Meeting his eyes in the mirror, he realizes that nothing is wrong with his face. The problem, if it is a problem, exists behind his face. Something is happening to his mind. There is a fever in his brain. If he purchased a thermometer, his
temperature would prove to be normal; he has no doubt that it would be 98.6 precisely. However, there is a fever of excitement in his brain: agitation, fermentation, effervescence. This isn’t necessarily a bad thing. He is exhilarated, electrified, galvanized.

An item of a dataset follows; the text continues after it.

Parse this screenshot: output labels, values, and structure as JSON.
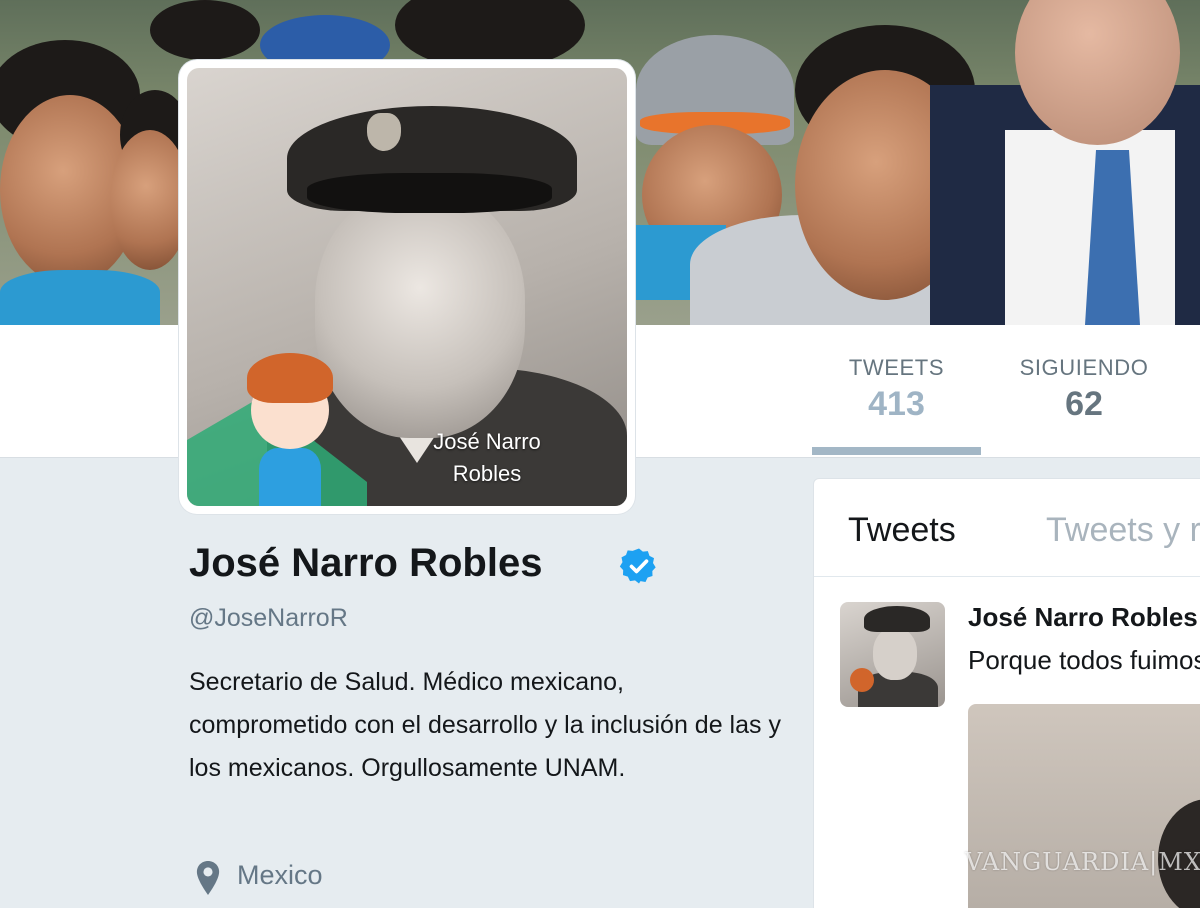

He knows what he must do. He can’t travel back in time fourteen years and marry Megan, but he can go to her in California, where she lives now. She is a widow. Three years a widow. She will be easier now than she was when they were younger, ready for a new life, for the right life, the one that they would have had together if Jason Bookman hadn’t come along. Lee will take her with him to Costa Rica. The boy, too, if she really wants to bother with a mentally disabled mute. Hot Megan and steamy Costa Rica: This prospect stimulates Lee, inflames him. He can be happy again, with a fine future that holds great promise.
In the bathroom mirror, the reflection speaks to him, though it’s not his image any longer, but somehow that of Jason Bookman, the poaching Machiavellian betrayer of friends. “You’re infected,” Jason declares. “They’re swarming inside you. Something’s going wrong with your mind.”
“Liar,” Lee replies. “You just don’t want me to get in her pants.” He snatches up the pint of spiced rum and throws it.
The shattering bottle fractures the mirror, instantly beheading and dismembering Jason Bookman, daggers and dirks and stilettos and scimitars of glass spilling out of the frame, slashing down upon the sink and the faux marble encircling it, ringing like the silvery bells of some demonic fairy church. The aroma of spiced rum—orange peel, cinnamon, coconut, vanilla bean—spurts across Lee Shacket, splashes off the wall behind him.
In a state of high excitement, two hours before dawn, he returns to the bedroom and quickly dresses for the long drive.